Living Out Loud (Austen, #3)(60)
“You’re making progress,” she said as she wheeled herself over, stopping when she made it as close as she could with the maze of boxes.
I sighed happily. “It’s so good to have our things. I don’t know why, but it is. I don’t think I could ever be a minimalist. I forget things if I don’t have a touchstone to remind me.”
She chuckled. “Meg’s happy as a lark. She’s got Daddy’s old atlas split open on her bed, and she’s poring over the pages like she’s never seen them before.”
I walked over and sat in an armchair next to her. “And how about you, Mama?”
She took a breath, her fingers winding together in her lap. “I’m not quite sure how I feel. My worlds have collided—the one from before I met your Daddy and the other one, the one from before he died. The third one, I’m not sure about yet. It’s just as alien to me as it was when I woke up in that hospital bed.”
I nodded, knowing there was nothing to say.
Mama glanced at the window. “When I left here, I didn’t think I’d ever come back. And having the remainder of my life with your father here in boxes is comforting and sickening, all at the same time.”
For a moment, she sat, unmoving and quiet.
“You know,” she started softly, “when I met him, I knew. There was something about him, some magic, something in his smile and his eyes and the way his hand fit with mine, like they’d been cast together and split apart, and when they found each other again, there was a note plucked in both of us. And, after that moment, I marked my existence by the moments before and after him. So when my parents didn’t approve, it didn’t matter. There was only one thing I could do; I had to go with him. I had to be with him because I couldn’t see my life without him in it. But I don’t have a choice now either. He’s gone.”
“Mama,” I breathed, emotion pinching my lungs and heart.
Tears slid down her cheeks, but her voice was steady and sure. “What I mean to say is that I chose love, and I’d choose it again. I chose him over everything—family, money, career—because it was the only way for me to be happy, truly happy. Someday, you’ll find a love like that. You’ll find someone you love beyond anything in this world, and when you do, you have to choose that love and let it guide you. It’s all I wish for you girls—to love someone that much and be loved in equal measure.”
“But what about now? Now that it’s gone?”
She smiled, her breath hitching with a silent sob. “Oh, it’s not gone, baby. It lives here.” She touched her chest. “I’ll miss him until I draw my last breath, but his love made my life rich and full and meaningful. His love gave me three beautiful daughters, each who remind me every day of him—your smile and your eyes and your love for beauty in ordinary things, Elle’s quiet nature and care for others above herself, Meg’s laugh and uncanny ability to retain facts.”
A small laugh escaped me, and I brushed tears from my face.
“Anyway,” she said with a sigh that brought her composure, picking up a stack of books on the small table next to her, “I’m glad you have your things. Where are you going to put Lisa Kleypas?”
“Next to Eloisa James and Julia Quinn. Where else?”

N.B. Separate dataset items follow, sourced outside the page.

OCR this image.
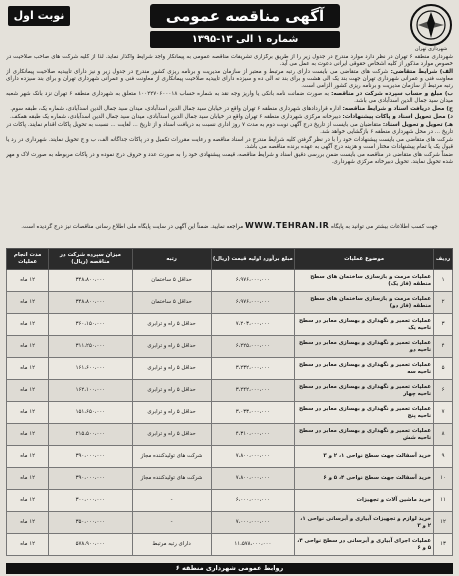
شهرداری تهران
آگهی مناقصه عمومی
شماره ۱ الی ۱۳-۱۳۹۵
نوبت اول

شهرداری منطقه ۶ تهران در نظر دارد موارد مندرج در جدول زیر را از طریق برگزاری تشریفات مناقصه عمومی به پیمانکار واجد شرایط واگذار نماید. لذا از کلیه شرکت های صاحب صلاحیت در خصوص موارد مذکور از کلیه اشخاص حقوقی ایرانی دعوت به عمل می آید.

الف) شرایط متقاضی: شرکت های متقاضی می بایست دارای رتبه مرتبط و معتبر از سازمان مدیریت و برنامه ریزی کشور مندرج در جدول زیر و نیز دارای تاییدیه صلاحیت پیمانکاری از معاونت فنی و عمرانی شهرداری تهران جهت بند یک الی هشت و برای بند نه الی ده و سیزده دارای تاییدیه صلاحیت پیمانکاری از معاونت فنی و عمرانی شهرداری تهران و برای بند سیزده دارای رتبه مرتبط از سازمان مدیریت و برنامه ریزی کشور الزامی است.

ب) مبلغ و حساب سپرده شرکت در مناقصه: به صورت ضمانت نامه بانکی یا واریز وجه نقد به شماره حساب ۱۰۰۲۲۷۰۶۰۰۰۱۸ متعلق به شهرداری منطقه ۶ تهران نزد بانک شهر شعبه میدان سید جمال الدین اسدآبادی می باشد.

ج) محل دریافت اسناد و شرایط مناقصه: اداره قراردادهای شهرداری منطقه ۶ تهران واقع در خیابان سید جمال الدین اسدآبادی، میدان سید جمال الدین اسدآبادی، شماره یک، طبقه سوم.

د) محل تحویل اسناد و پاکات پیشنهادات: دبیرخانه مرکزی شهرداری منطقه ۶ تهران واقع در خیابان سید جمال الدین اسدآبادی، میدان سید جمال الدین اسدآبادی، شماره یک طبقه همکف.

هـ) تحویل و تحویل اسناد: متقاضیان می بایست از تاریخ درج آگهی نوبت دوم به مدت ۷ روز اداری نسبت به دریافت اسناد و از تاریخ ... لغایت ... نسبت به تحویل پاکات اقدام نمایند. پاکات در تاریخ ... در محل شهرداری منطقه ۶ بازگشایی خواهد شد.

شرکت های متقاضی می بایست پیشنهادات خود را با در نظر گرفتن کلیه شرایط مندرج در اسناد مناقصه و رعایت مقررات تکمیل و در پاکات جداگانه الف، ب و ج تحویل نمایند. شهرداری در رد یا قبول یک یا تمام پیشنهادات مختار است و هزینه درج آگهی به عهده برنده مناقصه می باشد.

ضمناً شرکت های متقاضی در مناقصه می بایست ضمن بررسی دقیق اسناد و شرایط مناقصه، قیمت پیشنهادی خود را به صورت عدد و حروف درج نموده و در پاکات مربوطه به صورت لاک و مهر شده تحویل نمایند. تحویل دبیرخانه مرکزی شهرداری.

جهت کسب اطلاعات بیشتر می توانید به پایگاه WWW.TEHRAN.IR مراجعه نمایید. ضمناً این آگهی در سایت پایگاه ملی اطلاع رسانی مناقصات نیز درج گردیده است.
ردیف	موضوع عملیات	مبلغ برآورد اولیه قیمت (ریال)	رتبه	میزان سپرده شرکت در مناقصه (ریال)	مدت انجام عملیات
۱	عملیات مرمت و بازسازی ساختمان های سطح منطقه (فاز یک)	۶،۹۷۶،۰۰۰،۰۰۰	حداقل ۵ ساختمان	۳۴۸،۸۰۰،۰۰۰	۱۲ ماه
۲	عملیات مرمت و بازسازی ساختمان های سطح منطقه (فاز دو)	۶،۹۷۶،۰۰۰،۰۰۰	حداقل ۵ ساختمان	۳۴۸،۸۰۰،۰۰۰	۱۲ ماه
۳	عملیات تعمیر و نگهداری و بهسازی معابر در سطح ناحیه یک	۷،۲۰۳،۰۰۰،۰۰۰	حداقل ۵ راه و ترابری	۳۶۰،۱۵۰،۰۰۰	۱۲ ماه
۴	عملیات تعمیر و نگهداری و بهسازی معابر در سطح ناحیه دو	۶،۲۲۵،۰۰۰،۰۰۰	حداقل ۵ راه و ترابری	۳۱۱،۲۵۰،۰۰۰	۱۲ ماه
۵	عملیات تعمیر و نگهداری و بهسازی معابر در سطح ناحیه سه	۳،۲۳۲،۰۰۰،۰۰۰	حداقل ۵ راه و ترابری	۱۶۱،۶۰۰،۰۰۰	۱۲ ماه
۶	عملیات تعمیر و نگهداری و بهسازی معابر در سطح ناحیه چهار	۳،۲۴۲،۰۰۰،۰۰۰	حداقل ۵ راه و ترابری	۱۶۲،۱۰۰،۰۰۰	۱۲ ماه
۷	عملیات تعمیر و نگهداری و بهسازی معابر در سطح ناحیه پنج	۳،۰۳۳،۰۰۰،۰۰۰	حداقل ۵ راه و ترابری	۱۵۱،۶۵۰،۰۰۰	۱۲ ماه
۸	عملیات تعمیر و نگهداری و بهسازی معابر در سطح ناحیه شش	۴،۳۱۰،۰۰۰،۰۰۰	حداقل ۵ راه و ترابری	۲۱۵،۵۰۰،۰۰۰	۱۲ ماه
۹	خرید آسفالت جهت سطح نواحی ۱، ۲ و ۳	۷،۸۰۰،۰۰۰،۰۰۰	شرکت های تولیدکننده مجاز	۳۹۰،۰۰۰،۰۰۰	۱۲ ماه
۱۰	خرید آسفالت جهت سطح نواحی ۴، ۵ و ۶	۷،۸۰۰،۰۰۰،۰۰۰	شرکت های تولیدکننده مجاز	۳۹۰،۰۰۰،۰۰۰	۱۲ ماه
۱۱	خرید ماشین آلات و تجهیزات	۶،۰۰۰،۰۰۰،۰۰۰	-	۳۰۰،۰۰۰،۰۰۰	۱۲ ماه
۱۲	خرید لوازم و تجهیزات آبیاری و آبرسانی نواحی ۱، ۲ و ۳	۷،۰۰۰،۰۰۰،۰۰۰	-	۳۵۰،۰۰۰،۰۰۰	۱۲ ماه
۱۳	عملیات اجرای آبیاری و آبرسانی در سطح نواحی ۴، ۵ و ۶	۱۱،۵۷۸،۰۰۰،۰۰۰	دارای رتبه مرتبط	۵۷۸،۹۰۰،۰۰۰	۱۲ ماه
روابط عمومی شهرداری منطقه ۶
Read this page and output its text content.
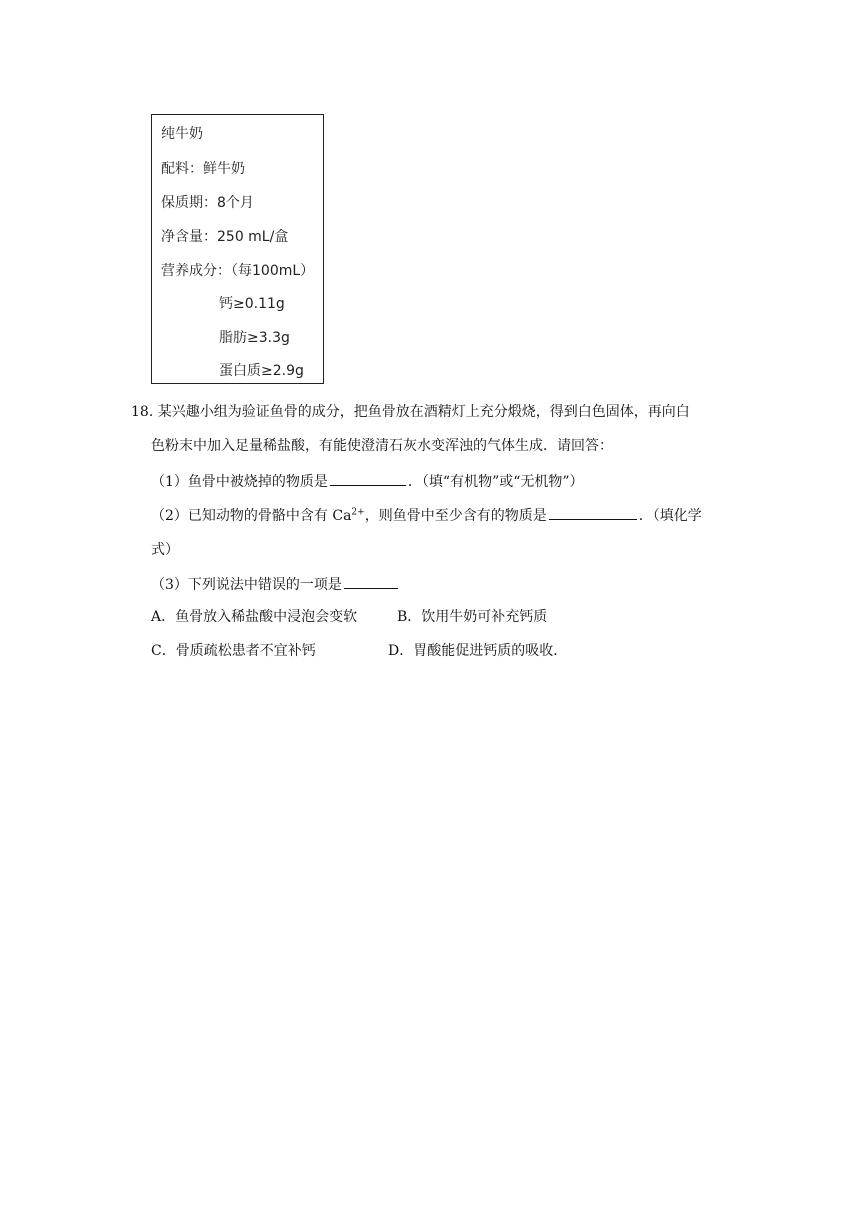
纯牛奶
配料：鲜牛奶
保质期：8个月
净含量：250 mL/盒
营养成分：（每100mL）
钙≥0.11g
脂肪≥3.3g
蛋白质≥2.9g
18. 某兴趣小组为验证鱼骨的成分，把鱼骨放在酒精灯上充分煅烧，得到白色固体，再向白
色粉末中加入足量稀盐酸，有能使澄清石灰水变浑浊的气体生成．请回答：
（1）鱼骨中被烧掉的物质是	．（填“有机物”或“无机物”）
（2）已知动物的骨骼中含有 $Ca^{2+}$，则鱼骨中至少含有的物质是	．（填化学
式）
（3）下列说法中错误的一项是
A．鱼骨放入稀盐酸中浸泡会变软	B．饮用牛奶可补充钙质
C．骨质疏松患者不宜补钙	D．胃酸能促进钙质的吸收．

She laughed and handed them over, and over the next hour, she helped me sort through it all until the massive shelf was packed ceiling to floor. And all the while, I thought over her admissions, sifting through my feelings and hers.

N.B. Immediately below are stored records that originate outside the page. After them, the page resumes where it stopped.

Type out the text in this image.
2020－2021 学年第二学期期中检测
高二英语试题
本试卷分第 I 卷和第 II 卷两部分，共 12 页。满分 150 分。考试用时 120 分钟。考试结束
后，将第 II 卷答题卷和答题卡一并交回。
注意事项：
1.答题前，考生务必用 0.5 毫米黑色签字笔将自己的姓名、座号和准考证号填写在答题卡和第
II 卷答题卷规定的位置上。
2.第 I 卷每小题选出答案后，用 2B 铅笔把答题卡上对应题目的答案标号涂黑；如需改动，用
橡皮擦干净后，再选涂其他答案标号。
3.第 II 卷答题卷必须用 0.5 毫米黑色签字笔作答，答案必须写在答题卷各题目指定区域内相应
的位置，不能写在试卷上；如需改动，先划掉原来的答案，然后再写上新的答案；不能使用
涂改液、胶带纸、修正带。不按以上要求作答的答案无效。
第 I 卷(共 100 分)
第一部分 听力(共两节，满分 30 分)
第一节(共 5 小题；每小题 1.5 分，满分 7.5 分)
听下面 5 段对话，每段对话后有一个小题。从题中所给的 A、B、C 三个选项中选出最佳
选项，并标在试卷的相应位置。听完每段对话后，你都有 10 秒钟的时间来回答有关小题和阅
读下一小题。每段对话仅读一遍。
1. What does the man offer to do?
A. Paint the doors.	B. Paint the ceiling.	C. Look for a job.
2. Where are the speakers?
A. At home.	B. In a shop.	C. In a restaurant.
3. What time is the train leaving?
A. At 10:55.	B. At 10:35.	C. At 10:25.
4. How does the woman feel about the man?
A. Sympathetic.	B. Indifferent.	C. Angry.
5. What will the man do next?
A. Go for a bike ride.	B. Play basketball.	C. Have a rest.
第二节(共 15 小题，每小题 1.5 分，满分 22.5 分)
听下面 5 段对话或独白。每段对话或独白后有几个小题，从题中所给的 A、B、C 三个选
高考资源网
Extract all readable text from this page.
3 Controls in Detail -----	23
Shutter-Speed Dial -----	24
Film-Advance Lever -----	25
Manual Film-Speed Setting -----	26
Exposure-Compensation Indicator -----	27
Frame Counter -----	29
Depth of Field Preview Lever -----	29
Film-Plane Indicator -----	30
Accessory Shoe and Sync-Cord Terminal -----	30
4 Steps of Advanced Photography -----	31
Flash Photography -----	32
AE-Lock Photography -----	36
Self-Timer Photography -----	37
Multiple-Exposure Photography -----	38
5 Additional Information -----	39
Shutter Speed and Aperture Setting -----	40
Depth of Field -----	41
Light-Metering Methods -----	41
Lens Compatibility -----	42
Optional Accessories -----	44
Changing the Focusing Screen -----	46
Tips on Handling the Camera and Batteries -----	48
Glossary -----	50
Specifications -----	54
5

Deep down, I knew Will wasn’t the kind of man my father was, and I knew that Will and I didn’t have that magic, that awakening or devotion between us. I did have a lot of feelings though, feelings that hung in my mind like a fog, too vague to pinpoint without them disappearing.
I had a lot of feelings, but I didn’t know how I felt.

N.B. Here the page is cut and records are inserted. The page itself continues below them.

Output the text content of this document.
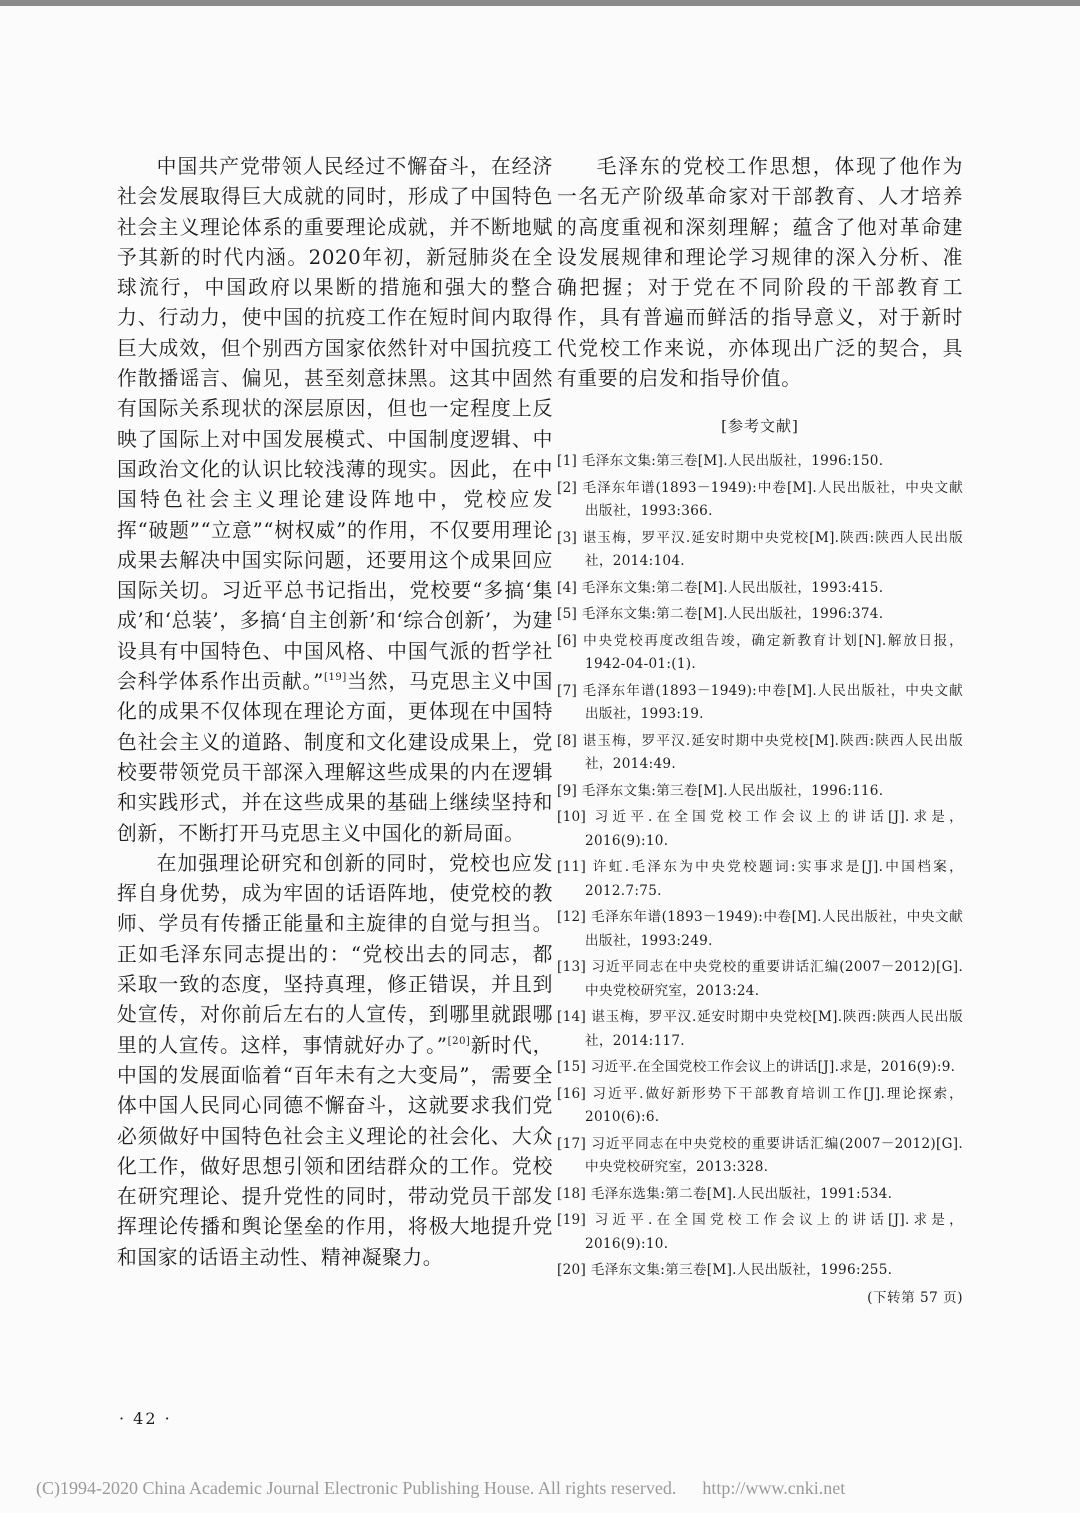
中国共产党带领人民经过不懈奋斗，在经济社会发展取得巨大成就的同时，形成了中国特色社会主义理论体系的重要理论成就，并不断地赋予其新的时代内涵。2020年初，新冠肺炎在全球流行，中国政府以果断的措施和强大的整合力、行动力，使中国的抗疫工作在短时间内取得巨大成效，但个别西方国家依然针对中国抗疫工作散播谣言、偏见，甚至刻意抹黑。这其中固然有国际关系现状的深层原因，但也一定程度上反映了国际上对中国发展模式、中国制度逻辑、中国政治文化的认识比较浅薄的现实。因此，在中国特色社会主义理论建设阵地中，党校应发挥“破题”“立意”“树权威”的作用，不仅要用理论成果去解决中国实际问题，还要用这个成果回应国际关切。习近平总书记指出，党校要“多搞‘集成’和‘总装’，多搞‘自主创新’和‘综合创新’，为建设具有中国特色、中国风格、中国气派的哲学社会科学体系作出贡献。”[19]当然，马克思主义中国化的成果不仅体现在理论方面，更体现在中国特色社会主义的道路、制度和文化建设成果上，党校要带领党员干部深入理解这些成果的内在逻辑和实践形式，并在这些成果的基础上继续坚持和创新，不断打开马克思主义中国化的新局面。

在加强理论研究和创新的同时，党校也应发挥自身优势，成为牢固的话语阵地，使党校的教师、学员有传播正能量和主旋律的自觉与担当。正如毛泽东同志提出的：“党校出去的同志，都采取一致的态度，坚持真理，修正错误，并且到处宣传，对你前后左右的人宣传，到哪里就跟哪里的人宣传。这样，事情就好办了。”[20]新时代，中国的发展面临着“百年未有之大变局”，需要全体中国人民同心同德不懈奋斗，这就要求我们党必须做好中国特色社会主义理论的社会化、大众化工作，做好思想引领和团结群众的工作。党校在研究理论、提升党性的同时，带动党员干部发挥理论传播和舆论堡垒的作用，将极大地提升党和国家的话语主动性、精神凝聚力。

毛泽东的党校工作思想，体现了他作为一名无产阶级革命家对干部教育、人才培养的高度重视和深刻理解；蕴含了他对革命建设发展规律和理论学习规律的深入分析、准确把握；对于党在不同阶段的干部教育工作，具有普遍而鲜活的指导意义，对于新时代党校工作来说，亦体现出广泛的契合，具有重要的启发和指导价值。

[参考文献]
[1] 毛泽东文集:第三卷[M].人民出版社，1996:150.
[2] 毛泽东年谱(1893－1949):中卷[M].人民出版社，中央文献出版社，1993:366.
[3] 谌玉梅，罗平汉.延安时期中央党校[M].陕西:陕西人民出版社，2014:104.
[4] 毛泽东文集:第二卷[M].人民出版社，1993:415.
[5] 毛泽东文集:第二卷[M].人民出版社，1996:374.
[6] 中央党校再度改组告竣，确定新教育计划[N].解放日报，1942-04-01:(1).
[7] 毛泽东年谱(1893－1949):中卷[M].人民出版社，中央文献出版社，1993:19.
[8] 谌玉梅，罗平汉.延安时期中央党校[M].陕西:陕西人民出版社，2014:49.
[9] 毛泽东文集:第三卷[M].人民出版社，1996:116.
[10] 习近平.在全国党校工作会议上的讲话[J].求是，2016(9):10.
[11] 许虹.毛泽东为中央党校题词:实事求是[J].中国档案，2012.7:75.
[12] 毛泽东年谱(1893－1949):中卷[M].人民出版社，中央文献出版社，1993:249.
[13] 习近平同志在中央党校的重要讲话汇编(2007－2012)[G].中央党校研究室，2013:24.
[14] 谌玉梅，罗平汉.延安时期中央党校[M].陕西:陕西人民出版社，2014:117.
[15] 习近平.在全国党校工作会议上的讲话[J].求是，2016(9):9.
[16] 习近平.做好新形势下干部教育培训工作[J].理论探索，2010(6):6.
[17] 习近平同志在中央党校的重要讲话汇编(2007－2012)[G].中央党校研究室，2013:328.
[18] 毛泽东选集:第二卷[M].人民出版社，1991:534.
[19] 习近平.在全国党校工作会议上的讲话[J].求是，2016(9):10.
[20] 毛泽东文集:第三卷[M].人民出版社，1996:255.
(下转第 57 页)
· 42 ·
(C)1994-2020 China Academic Journal Electronic Publishing House. All rights reserved. http://www.cnki.net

Part of me wanted to hunt down an answer, but the rest of me said I should take the gift of a beautiful man who went so far out of his way to make me happy.
Greg’s face flashed through my thoughts, my heart skipping a hard beat with a jolt. Because he fit that description just as much as Will did.
The difference was that I didn’t question Greg at all, not once. I trusted him implicitly.
But did I trust Will?
It was a question I couldn’t answer as easily as I would like, especially not after last night. I wondered how Greg would have handled it, handled me, but I only imagined he would have treated me with care and respect and quiet joy.
And I let myself wish for a moment that it could have been him instead.
16
Do vs. Feel
Greg
The fabric of my tie zipped as I tugged the knot apart for what had to be the tenth time.
I hissed a swear and lined up the tails, my eyes on my hands reflected in my bedroom mirror.
“Having trouble?”
I glanced behind me to find Sarah leaning against the doorframe, smiling. I grumbled a nonresponse.
This time, I’d pulled too tight. I huffed and pulled the knot out again.
“Nervous?” she asked.
“Does it show?”
“Not at all,” she joked. “I haven’t gotten the Annie update in a couple of days. Is she still…are they still together?”
My teeth clenched. “As far as I know. We have a sort of unspoken rule not to discuss him. But the last couple of days, she’s been under house arrest working on her Juilliard application.”